G2M Upsizes Financing as SalesCloser Acquisition Nears Vote

  • G2M Cap Corp. is upscaling a concurrent financing from $4 million to $5 million (with an option for another $500,000), linked to its acquisition of SalesCloser from Wishpond.
  • The acquisition, initially announced in November 2025, involves G2M acquiring SalesCloser.
  • A special shareholder meeting is scheduled for March 20, 2026, to approve the transaction.
  • Subscription receipts issued in the financing will convert into units comprising common shares and warrants, with acceleration provisions for the warrants.

This acquisition represents a strategic move for G2M, aiming to expand its offerings through SalesCloser's technology. The upsized financing underscores investor interest in the combined entity's potential, but also highlights the inherent risks associated with reverse takeovers and the need for careful execution to realize anticipated synergies. The structure, including subscription receipts and warrants, is typical for such transactions, designed to align incentives and manage risk for both existing and new investors.

Financing Demand
The upsize of the concurrent financing signals strong investor appetite, but the ability to attract further capital at the expanded size will be a key indicator of market confidence in the combined entity.
Shareholder Approval
The success of the shareholder vote on March 20th is critical; failure to secure approval would likely derail the acquisition and negatively impact G2M’s stock.
Warrant Acceleration
The warrant acceleration clause introduces a potential dilution risk if the Resulting Issuer’s share price exceeds $1.80, requiring close monitoring of trading activity post-closing.
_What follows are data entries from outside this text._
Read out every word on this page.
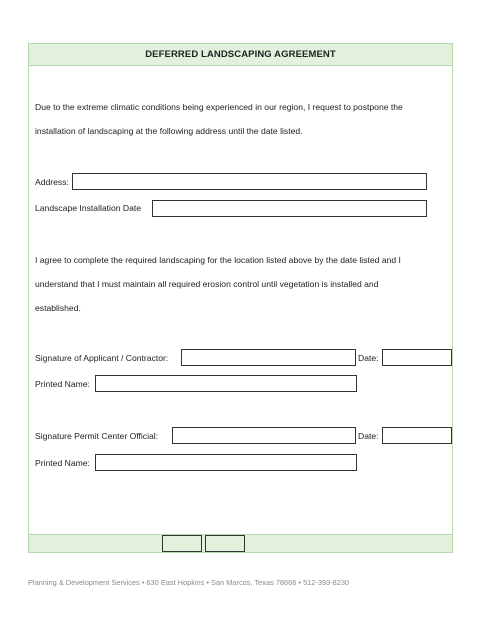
DEFERRED LANDSCAPING AGREEMENT
Due to the extreme climatic conditions being experienced in our region, I request to postpone the
installation of landscaping at the following address until the date listed.
Address:
Landscape Installation Date
I agree to complete the required landscaping for the location listed above by the date listed and I
understand that I must maintain all required erosion control until vegetation is installed and
established.
Signature of Applicant / Contractor:	Date:
Printed Name:
Signature Permit Center Official:	Date:
Printed Name:
Planning & Development Services • 630 East Hopkins • San Marcos, Texas 78666 • 512-393-8230
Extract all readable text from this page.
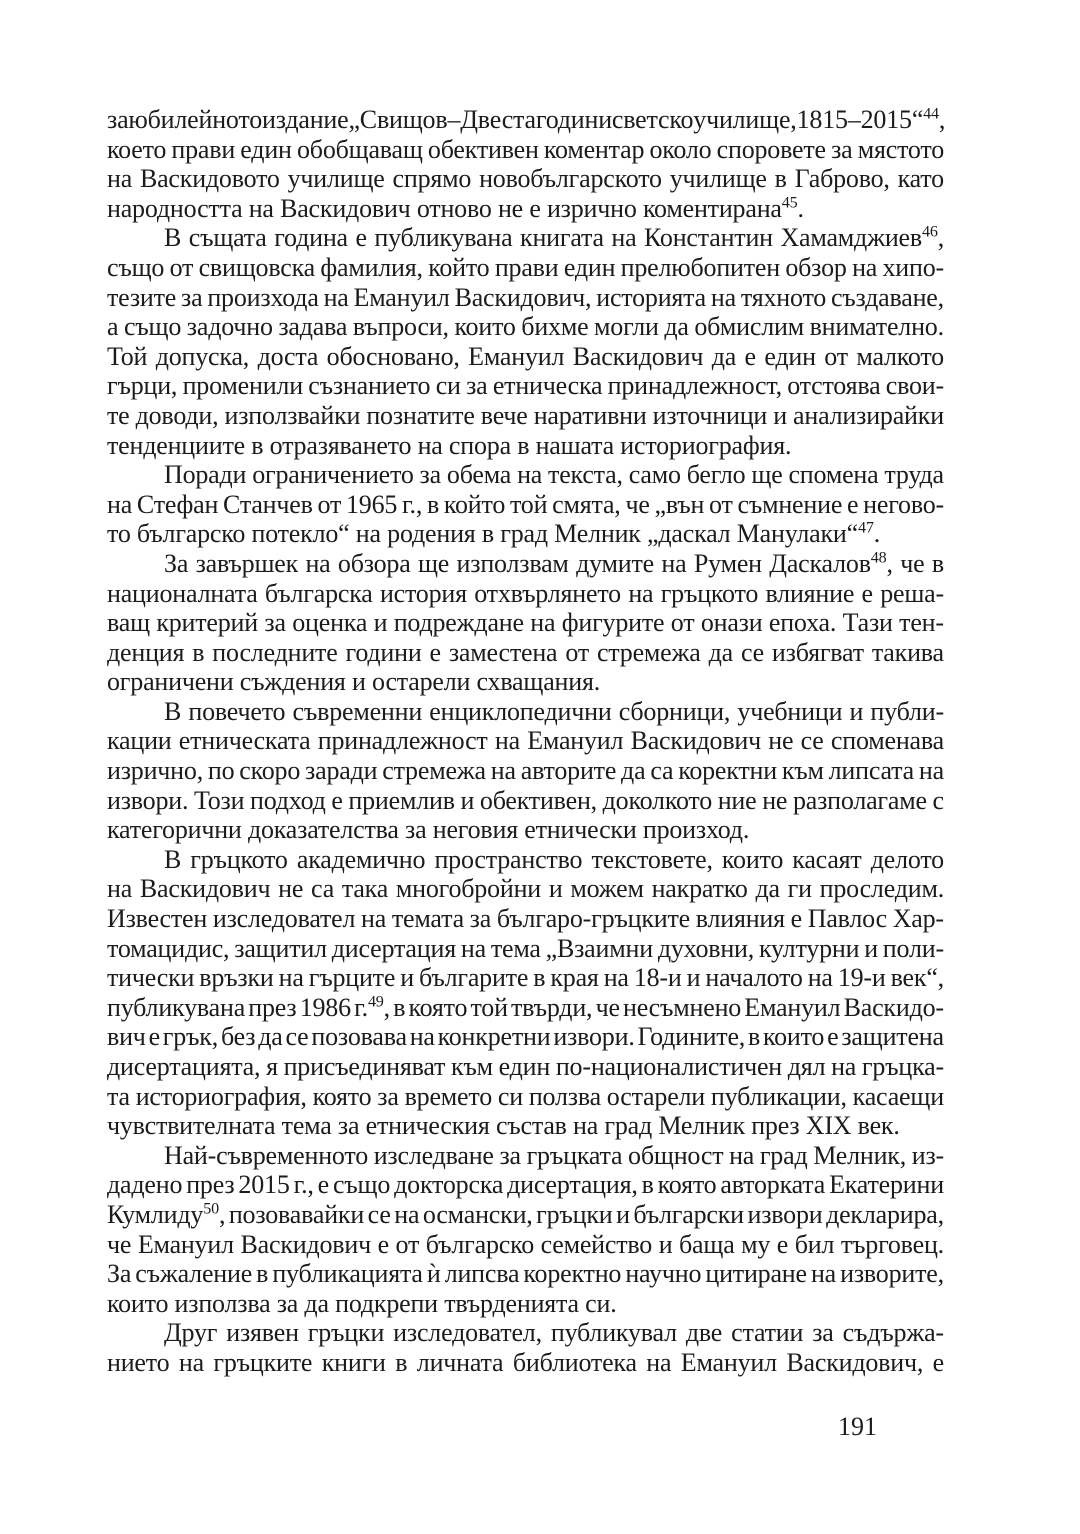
за юбилейното издание „Свищов – Двеста години светско училище, 1815 – 2015“$^{44}$,
което прави един обобщаващ обективен коментар около споровете за мястото
на Васкидовото училище спрямо новобългарското училище в Габрово, като
народността на Васкидович отново не е изрично коментирана$^{45}$.
В същата година е публикувана книгата на Константин Хамамджиев$^{46}$,
също от свищовска фамилия, който прави един прелюбопитен обзор на хипо-
тезите за произхода на Емануил Васкидович, историята на тяхното създаване,
а също задочно задава въпроси, които бихме могли да обмислим внимателно.
Той допуска, доста обосновано, Емануил Васкидович да е един от малкото
гърци, променили съзнанието си за етническа принадлежност, отстоява свои-
те доводи, използвайки познатите вече наративни източници и анализирайки
тенденциите в отразяването на спора в нашата историография.
Поради ограничението за обема на текста, само бегло ще спомена труда
на Стефан Станчев от 1965 г., в който той смята, че „вън от съмнение е негово-
то българско потекло“ на родения в град Мелник „даскал Манулаки“$^{47}$.
За завършек на обзора ще използвам думите на Румен Даскалов$^{48}$, че в
националната българска история отхвърлянето на гръцкото влияние е реша-
ващ критерий за оценка и подреждане на фигурите от онази епоха. Тази тен-
денция в последните години е заместена от стремежа да се избягват такива
ограничени съждения и остарели схващания.
В повечето съвременни енциклопедични сборници, учебници и публи-
кации етническата принадлежност на Емануил Васкидович не се споменава
изрично, по скоро заради стремежа на авторите да са коректни към липсата на
извори. Този подход е приемлив и обективен, доколкото ние не разполагаме с
категорични доказателства за неговия етнически произход.
В гръцкото академично пространство текстовете, които касаят делото
на Васкидович не са така многобройни и можем накратко да ги проследим.
Известен изследовател на темата за българо-гръцките влияния е Павлос Хар-
томацидис, защитил дисертация на тема „Взаимни духовни, културни и поли-
тически връзки на гърците и българите в края на 18-и и началото на 19-и век“,
публикувана през 1986 г.$^{49}$, в която той твърди, че несъмнено Емануил Васкидо-
вич е грък, без да се позовава на конкретни извори. Годините, в които е защитена
дисертацията, я присъединяват към един по-националистичен дял на гръцка-
та историография, която за времето си ползва остарели публикации, касаещи
чувствителната тема за етническия състав на град Мелник през XIX век.
Най-съвременното изследване за гръцката общност на град Мелник, из-
дадено през 2015 г., е също докторска дисертация, в която авторката Екатерини
Кумлиду$^{50}$, позовавайки се на османски, гръцки и български извори декларира,
че Емануил Васкидович е от българско семейство и баща му е бил търговец.
За съжаление в публикацията ѝ липсва коректно научно цитиране на изворите,
които използва за да подкрепи твърденията си.
Друг изявен гръцки изследовател, публикувал две статии за съдържа-
нието на гръцките книги в личната библиотека на Емануил Васкидович, е
191
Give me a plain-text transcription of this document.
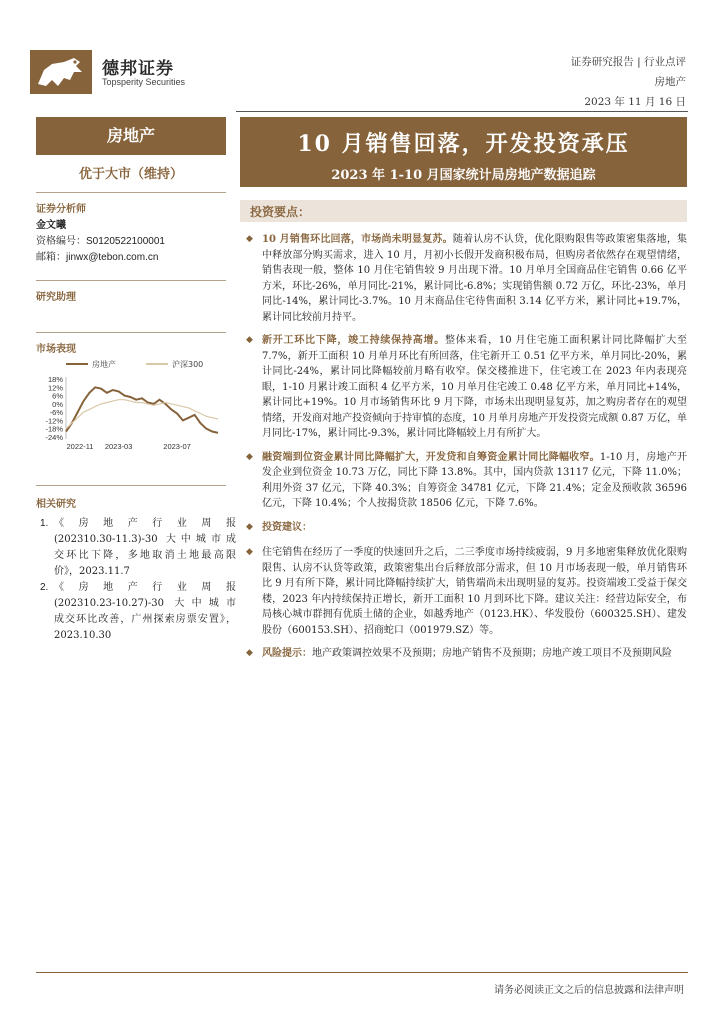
德邦证券
Topsperity Securities
证券研究报告 | 行业点评
房地产
2023 年 11 月 16 日
房地产
优于大市（维持）
证券分析师
金文曦
资格编号：S0120522100001
邮箱：jinwx@tebon.com.cn
研究助理
市场表现
房地产	沪深300
18%
12%
6%
0%
-6%
-12%
-18%
-24%
2022-11 2023-03	2023-07
相关研究
1. 《 房 地 产 行 业 周 报
(202310.30-11.3)-30 大中城市成
交环比下降，多地取消土地最高限
价》，2023.11.7
2. 《 房 地 产 行 业 周 报
(202310.23-10.27)-30 大中城市
成交环比改善，广州探索房票安置》，
2023.10.30
10 月销售回落，开发投资承压
2023 年 1-10 月国家统计局房地产数据追踪
投资要点：
◆ 10 月销售环比回落，市场尚未明显复苏。随着认房不认贷，优化限购限售等政策密集落地，集中释放部分购买需求，进入 10 月，月初小长假开发商积极布局，但购房者依然存在观望情绪，销售表现一般，整体 10 月住宅销售较 9 月出现下滑。10 月单月全国商品住宅销售 0.66 亿平方米，环比-26%，单月同比-21%，累计同比-6.8%；实现销售额 0.72 万亿，环比-23%，单月同比-14%，累计同比-3.7%。10 月末商品住宅待售面积 3.14 亿平方米，累计同比+19.7%，累计同比较前月持平。
◆ 新开工环比下降，竣工持续保持高增。整体来看，10 月住宅施工面积累计同比降幅扩大至 7.7%，新开工面积 10 月单月环比有所回落，住宅新开工 0.51 亿平方米，单月同比-20%，累计同比-24%，累计同比降幅较前月略有收窄。保交楼推进下，住宅竣工在 2023 年内表现亮眼，1-10 月累计竣工面积 4 亿平方米，10 月单月住宅竣工 0.48 亿平方米，单月同比+14%，累计同比+19%。10 月市场销售环比 9 月下降，市场未出现明显复苏，加之购房者存在的观望情绪，开发商对地产投资倾向于持审慎的态度，10 月单月房地产开发投资完成额 0.87 万亿，单月同比-17%，累计同比-9.3%，累计同比降幅较上月有所扩大。
◆ 融资端到位资金累计同比降幅扩大，开发贷和自筹资金累计同比降幅收窄。1-10 月，房地产开发企业到位资金 10.73 万亿，同比下降 13.8%。其中，国内贷款 13117 亿元，下降 11.0%；利用外资 37 亿元，下降 40.3%；自筹资金 34781 亿元，下降 21.4%；定金及预收款 36596 亿元，下降 10.4%；个人按揭贷款 18506 亿元，下降 7.6%。
◆ 投资建议：
◆ 住宅销售在经历了一季度的快速回升之后，二三季度市场持续疲弱，9 月多地密集释放优化限购限售、认房不认贷等政策，政策密集出台后释放部分需求，但 10 月市场表现一般，单月销售环比 9 月有所下降，累计同比降幅持续扩大，销售端尚未出现明显的复苏。投资端竣工受益于保交楼，2023 年内持续保持正增长，新开工面积 10 月到环比下降。建议关注：经营边际安全，布局核心城市群拥有优质土储的企业，如越秀地产（0123.HK）、华发股份（600325.SH）、建发股份（600153.SH）、招商蛇口（001979.SZ）等。
◆ 风险提示：地产政策调控效果不及预期；房地产销售不及预期；房地产竣工项目不及预期风险
请务必阅读正文之后的信息披露和法律声明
Wishpond Sells Viral Loops for $2.3 Million to Bolster Balance Sheet

  • Wishpond Technologies Ltd. is selling Viral Loops, a referral marketing software platform acquired in April 2022, to Emerge Commerce Ltd.
  • The total cash consideration for the transaction is $2.3 million, with $2.1 million payable at closing and $200,000 one year after.
  • Wishpond intends to use the proceeds to reduce its outstanding line of credit by approximately $1.4 million.
  • The sale is structured as an asset purchase agreement and does not materially impact Wishpond's core AI-driven marketing platform.

Wishpond's decision to divest Viral Loops suggests a strategic shift towards prioritizing its core AI-driven marketing platform and addressing debt concerns. This move reflects a broader trend among marketing technology companies to streamline operations and focus on high-growth areas. The $2.3 million sale price, while modest, indicates a willingness to shed non-core assets to improve financial flexibility and potentially unlock shareholder value.

Financial Health
The effectiveness of the debt reduction strategy in improving Wishpond’s overall financial stability and access to capital will be a key indicator of management’s strategic direction.
Core Focus
Whether Wishpond can successfully concentrate resources on its core AI-driven marketing platform and achieve anticipated growth without the Viral Loops business remains to be seen.
Acquirer Integration
The success of Emerge Commerce in integrating Viral Loops and realizing synergies will influence perceptions of the deal's value and potentially impact future M&A activity in the referral marketing space.